The centre provided rehabilitation for young people with disabilities to escape the confines of their homes in the company of others their age.

But it closed last year, claiming it was short of funds, leaving those depending on its services devastated.

However, Associate Minister of Health Ayesha Verrall told the House that financial support was offered to Laura Fergusson Trust.

“No discussion was able to be entered into, because the trust informed the Ministry of Health that its decision was final,” Verrall said.

“It’s always been our position that we would like to have further discussion with Laura Fergusson Trust."

1 NEWS has approached Laura Fergusson Trust for comment, but ACT’s Epsom MP David Seymour says they are refusing to answer any questions.

“It makes no sense that the trust isn’t doing everything it can to save this centre. It needs to be up front with the community about why it’s not fighting for its residents,” Seymour said.

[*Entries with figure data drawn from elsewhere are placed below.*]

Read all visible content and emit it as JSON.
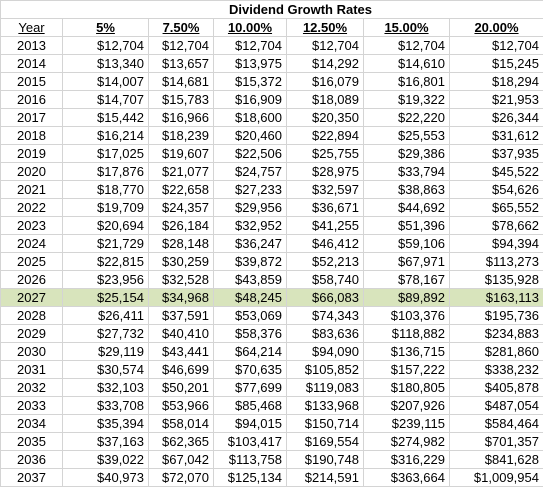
{
  "title": "Dividend Growth Rates",
  "header": [
    "Year",
    "5%",
    "7.50%",
    "10.00%",
    "12.50%",
    "15.00%",
    "20.00%"
  ],
  "rows": [
    [
      "2013",
      "$12,704",
      "$12,704",
      "$12,704",
      "$12,704",
      "$12,704",
      "$12,704"
    ],
    [
      "2014",
      "$13,340",
      "$13,657",
      "$13,975",
      "$14,292",
      "$14,610",
      "$15,245"
    ],
    [
      "2015",
      "$14,007",
      "$14,681",
      "$15,372",
      "$16,079",
      "$16,801",
      "$18,294"
    ],
    [
      "2016",
      "$14,707",
      "$15,783",
      "$16,909",
      "$18,089",
      "$19,322",
      "$21,953"
    ],
    [
      "2017",
      "$15,442",
      "$16,966",
      "$18,600",
      "$20,350",
      "$22,220",
      "$26,344"
    ],
    [
      "2018",
      "$16,214",
      "$18,239",
      "$20,460",
      "$22,894",
      "$25,553",
      "$31,612"
    ],
    [
      "2019",
      "$17,025",
      "$19,607",
      "$22,506",
      "$25,755",
      "$29,386",
      "$37,935"
    ],
    [
      "2020",
      "$17,876",
      "$21,077",
      "$24,757",
      "$28,975",
      "$33,794",
      "$45,522"
    ],
    [
      "2021",
      "$18,770",
      "$22,658",
      "$27,233",
      "$32,597",
      "$38,863",
      "$54,626"
    ],
    [
      "2022",
      "$19,709",
      "$24,357",
      "$29,956",
      "$36,671",
      "$44,692",
      "$65,552"
    ],
    [
      "2023",
      "$20,694",
      "$26,184",
      "$32,952",
      "$41,255",
      "$51,396",
      "$78,662"
    ],
    [
      "2024",
      "$21,729",
      "$28,148",
      "$36,247",
      "$46,412",
      "$59,106",
      "$94,394"
    ],
    [
      "2025",
      "$22,815",
      "$30,259",
      "$39,872",
      "$52,213",
      "$67,971",
      "$113,273"
    ],
    [
      "2026",
      "$23,956",
      "$32,528",
      "$43,859",
      "$58,740",
      "$78,167",
      "$135,928"
    ],
    [
      "2027",
      "$25,154",
      "$34,968",
      "$48,245",
      "$66,083",
      "$89,892",
      "$163,113"
    ],
    [
      "2028",
      "$26,411",
      "$37,591",
      "$53,069",
      "$74,343",
      "$103,376",
      "$195,736"
    ],
    [
      "2029",
      "$27,732",
      "$40,410",
      "$58,376",
      "$83,636",
      "$118,882",
      "$234,883"
    ],
    [
      "2030",
      "$29,119",
      "$43,441",
      "$64,214",
      "$94,090",
      "$136,715",
      "$281,860"
    ],
    [
      "2031",
      "$30,574",
      "$46,699",
      "$70,635",
      "$105,852",
      "$157,222",
      "$338,232"
    ],
    [
      "2032",
      "$32,103",
      "$50,201",
      "$77,699",
      "$119,083",
      "$180,805",
      "$405,878"
    ],
    [
      "2033",
      "$33,708",
      "$53,966",
      "$85,468",
      "$133,968",
      "$207,926",
      "$487,054"
    ],
    [
      "2034",
      "$35,394",
      "$58,014",
      "$94,015",
      "$150,714",
      "$239,115",
      "$584,464"
    ],
    [
      "2035",
      "$37,163",
      "$62,365",
      "$103,417",
      "$169,554",
      "$274,982",
      "$701,357"
    ],
    [
      "2036",
      "$39,022",
      "$67,042",
      "$113,758",
      "$190,748",
      "$316,229",
      "$841,628"
    ],
    [
      "2037",
      "$40,973",
      "$72,070",
      "$125,134",
      "$214,591",
      "$363,664",
      "$1,009,954"
    ]
  ]
}
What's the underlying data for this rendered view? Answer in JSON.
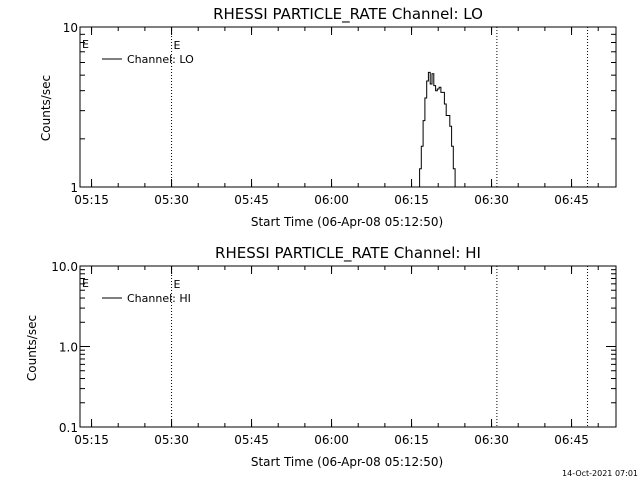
{
  "chart_data": [
    {
      "type": "line",
      "title": "RHESSI PARTICLE_RATE Channel: LO",
      "xlabel": "Start Time (06-Apr-08 05:12:50)",
      "ylabel": "Counts/sec",
      "yscale": "log",
      "ylim": [
        1,
        10
      ],
      "xlim": [
        "05:12:50",
        "06:53:20"
      ],
      "x_ticks": [
        "05:15",
        "05:30",
        "05:45",
        "06:00",
        "06:15",
        "06:30",
        "06:45"
      ],
      "y_ticks": [
        "1",
        "10"
      ],
      "legend": "top-left",
      "event_markers": [
        {
          "time": "05:30",
          "label": "E"
        },
        {
          "time": "06:31",
          "label": ""
        },
        {
          "time": "06:48",
          "label": ""
        }
      ],
      "edge_label": "E",
      "series": [
        {
          "name": "Channel: LO",
          "x": [
            "06:16:20",
            "06:16:40",
            "06:17:00",
            "06:17:20",
            "06:17:40",
            "06:18:00",
            "06:18:20",
            "06:18:40",
            "06:19:00",
            "06:19:20",
            "06:19:40",
            "06:20:00",
            "06:20:20",
            "06:20:40",
            "06:21:00",
            "06:21:20",
            "06:21:40",
            "06:22:00",
            "06:22:20",
            "06:22:40",
            "06:23:00",
            "06:23:20",
            "06:23:40"
          ],
          "y": [
            1.0,
            1.3,
            1.8,
            2.6,
            3.6,
            4.6,
            5.2,
            4.4,
            5.1,
            4.3,
            4.0,
            4.1,
            4.2,
            3.9,
            3.9,
            3.3,
            2.8,
            2.8,
            2.4,
            1.8,
            1.3,
            1.0,
            1.0
          ]
        }
      ]
    },
    {
      "type": "line",
      "title": "RHESSI PARTICLE_RATE Channel: HI",
      "xlabel": "Start Time (06-Apr-08 05:12:50)",
      "ylabel": "Counts/sec",
      "yscale": "log",
      "ylim": [
        0.1,
        10
      ],
      "xlim": [
        "05:12:50",
        "06:53:20"
      ],
      "x_ticks": [
        "05:15",
        "05:30",
        "05:45",
        "06:00",
        "06:15",
        "06:30",
        "06:45"
      ],
      "y_ticks": [
        "0.1",
        "1.0",
        "10.0"
      ],
      "legend": "top-left",
      "event_markers": [
        {
          "time": "05:30",
          "label": "E"
        },
        {
          "time": "06:31",
          "label": ""
        },
        {
          "time": "06:48",
          "label": ""
        }
      ],
      "edge_label": "E",
      "series": [
        {
          "name": "Channel: HI",
          "x": [],
          "y": []
        }
      ]
    }
  ],
  "footer": {
    "timestamp": "14-Oct-2021 07:01"
  }
}
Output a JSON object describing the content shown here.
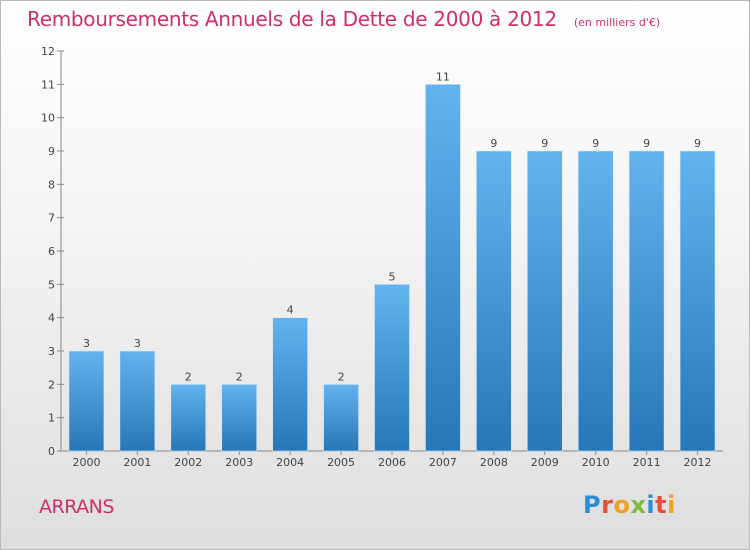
{
  "title": "Remboursements Annuels de la Dette de 2000 à 2012",
  "unit": "(en milliers d'€)",
  "commune": "ARRANS",
  "logo": "Proxiti",
  "colors": {
    "title": "#cc2f6a",
    "bar_light": "#5fb0ec",
    "bar_dark": "#2a7ec0"
  },
  "chart_data": {
    "type": "bar",
    "categories": [
      "2000",
      "2001",
      "2002",
      "2003",
      "2004",
      "2005",
      "2006",
      "2007",
      "2008",
      "2009",
      "2010",
      "2011",
      "2012"
    ],
    "values": [
      3,
      3,
      2,
      2,
      4,
      2,
      5,
      11,
      9,
      9,
      9,
      9,
      9
    ],
    "ylim": [
      0,
      12
    ],
    "yticks": [
      0,
      1,
      2,
      3,
      4,
      5,
      6,
      7,
      8,
      9,
      10,
      11,
      12
    ],
    "grid": false
  }
}
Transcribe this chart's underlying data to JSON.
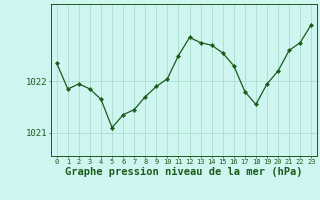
{
  "x": [
    0,
    1,
    2,
    3,
    4,
    5,
    6,
    7,
    8,
    9,
    10,
    11,
    12,
    13,
    14,
    15,
    16,
    17,
    18,
    19,
    20,
    21,
    22,
    23
  ],
  "y": [
    1022.35,
    1021.85,
    1021.95,
    1021.85,
    1021.65,
    1021.1,
    1021.35,
    1021.45,
    1021.7,
    1021.9,
    1022.05,
    1022.5,
    1022.85,
    1022.75,
    1022.7,
    1022.55,
    1022.3,
    1021.8,
    1021.55,
    1021.95,
    1022.2,
    1022.6,
    1022.75,
    1023.1
  ],
  "line_color": "#1a5c1a",
  "marker": "D",
  "marker_size": 2.2,
  "bg_color": "#cef5f0",
  "grid_color": "#aaddcc",
  "xlabel": "Graphe pression niveau de la mer (hPa)",
  "xlabel_fontsize": 7.5,
  "ytick_labels": [
    "1021",
    "1022"
  ],
  "ytick_values": [
    1021,
    1022
  ],
  "ylim": [
    1020.55,
    1023.5
  ],
  "xlim": [
    -0.5,
    23.5
  ],
  "xtick_fontsize": 5.0,
  "ytick_fontsize": 6.5
}
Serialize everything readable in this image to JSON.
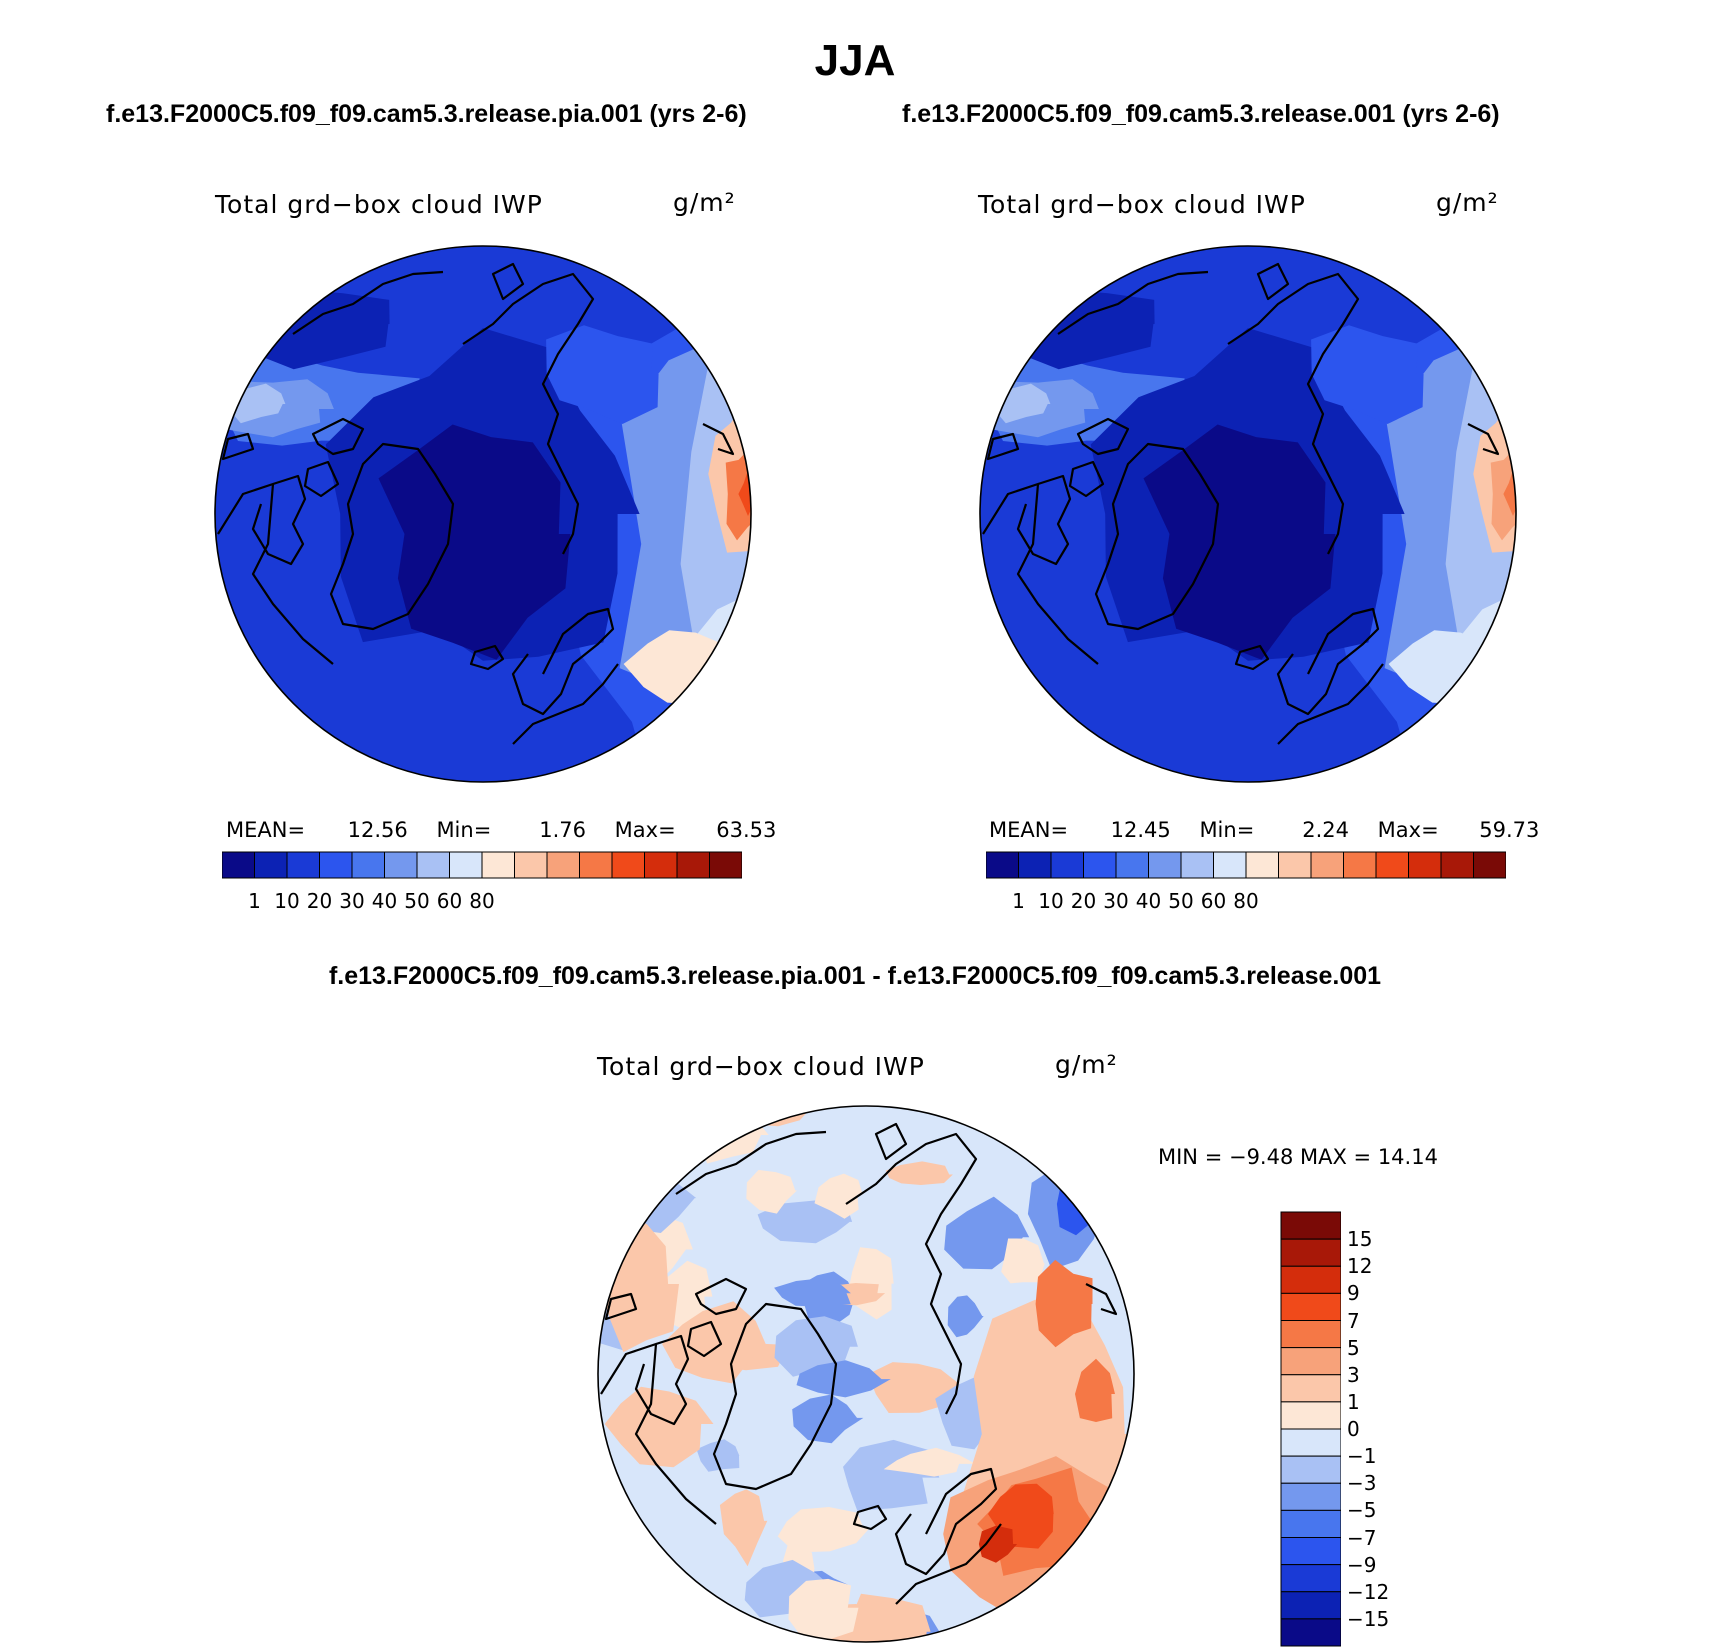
{
  "title": "JJA",
  "case_left": "f.e13.F2000C5.f09_f09.cam5.3.release.pia.001 (yrs 2-6)",
  "case_right": "f.e13.F2000C5.f09_f09.cam5.3.release.001 (yrs 2-6)",
  "diff_title": "f.e13.F2000C5.f09_f09.cam5.3.release.pia.001 - f.e13.F2000C5.f09_f09.cam5.3.release.001",
  "panels": [
    {
      "variable": "Total grd−box cloud IWP",
      "units": "g/m²",
      "mean_label": "MEAN=",
      "mean": "12.56",
      "min_label": "Min=",
      "min": "1.76",
      "max_label": "Max=",
      "max": "63.53"
    },
    {
      "variable": "Total grd−box cloud IWP",
      "units": "g/m²",
      "mean_label": "MEAN=",
      "mean": "12.45",
      "min_label": "Min=",
      "min": "2.24",
      "max_label": "Max=",
      "max": "59.73"
    }
  ],
  "diff_panel": {
    "variable": "Total grd−box cloud IWP",
    "units": "g/m²",
    "minmax": "MIN =   −9.48 MAX =   14.14"
  },
  "chart_data": [
    {
      "type": "heatmap",
      "title": "Total grd-box cloud IWP (pia.001, yrs 2-6)",
      "projection": "north polar stereographic",
      "units": "g/m2",
      "mean": 12.56,
      "min": 1.76,
      "max": 63.53,
      "levels": [
        1,
        10,
        20,
        30,
        40,
        50,
        60,
        80
      ],
      "level_labels": [
        "1",
        "10",
        "20",
        "30",
        "40",
        "50",
        "60",
        "80"
      ],
      "colors": [
        "#0a0a88",
        "#0c22b4",
        "#1a3ad6",
        "#2c55ee",
        "#4876ee",
        "#7498ee",
        "#a9c1f4",
        "#d8e6fa",
        "#fde7d6",
        "#fbc7aa",
        "#f7a27a",
        "#f57846",
        "#f04a1a",
        "#d42d0c",
        "#a81808",
        "#7a0a06"
      ]
    },
    {
      "type": "heatmap",
      "title": "Total grd-box cloud IWP (release.001, yrs 2-6)",
      "projection": "north polar stereographic",
      "units": "g/m2",
      "mean": 12.45,
      "min": 2.24,
      "max": 59.73,
      "levels": [
        1,
        10,
        20,
        30,
        40,
        50,
        60,
        80
      ],
      "level_labels": [
        "1",
        "10",
        "20",
        "30",
        "40",
        "50",
        "60",
        "80"
      ],
      "colors": [
        "#0a0a88",
        "#0c22b4",
        "#1a3ad6",
        "#2c55ee",
        "#4876ee",
        "#7498ee",
        "#a9c1f4",
        "#d8e6fa",
        "#fde7d6",
        "#fbc7aa",
        "#f7a27a",
        "#f57846",
        "#f04a1a",
        "#d42d0c",
        "#a81808",
        "#7a0a06"
      ]
    },
    {
      "type": "heatmap",
      "title": "Total grd-box cloud IWP difference",
      "projection": "north polar stereographic",
      "units": "g/m2",
      "min": -9.48,
      "max": 14.14,
      "levels": [
        15,
        12,
        9,
        7,
        5,
        3,
        1,
        0,
        -1,
        -3,
        -5,
        -7,
        -9,
        -12,
        -15
      ],
      "level_labels": [
        "15",
        "12",
        "9",
        "7",
        "5",
        "3",
        "1",
        "0",
        "−1",
        "−3",
        "−5",
        "−7",
        "−9",
        "−12",
        "−15"
      ],
      "colors": [
        "#7a0a06",
        "#a81808",
        "#d42d0c",
        "#f04a1a",
        "#f57846",
        "#f7a27a",
        "#fbc7aa",
        "#fde7d6",
        "#d8e6fa",
        "#a9c1f4",
        "#7498ee",
        "#4876ee",
        "#2c55ee",
        "#1a3ad6",
        "#0c22b4",
        "#0a0a88"
      ]
    }
  ]
}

“I’m asking them to get back to the table with the Ministry of Health and fight for the disabled community.”

After breaking her neck when she fell from a horse, Malthus become tetraplegic and resided at the rehabilitation centre.

“After my stay at hospital I had to go somewhere because my house wasn’t wheelchair accessible, so I went to Laura Fergusson, which is where they’re closing now," Malthus said. "And so now that they’ve closed the centre they’re going to send people in my position to rest homes."

The 23-year-old said she feels “very uncomfortable” with people accepting sending young people with disabilities to a rest home.

“The physical care and rehab that you get in a place like Laura Fergusson, which is there specifically for rehab, is completely different to the physical care you’d get in a rest home,” Malthus said.

“I think it’s really inappropriate that young people are being sent to rest homes when we’re already dealing with acquiring a disability or having lived, or being born with a long-term disability."

Malthus flew from Auckland to deliver the petition to David Seymour today at Parliament.

“It’s a cause that means a lot to me because it affected me personally and I know that it's going to effect other people so much if they don’t keep the centre open,” she said.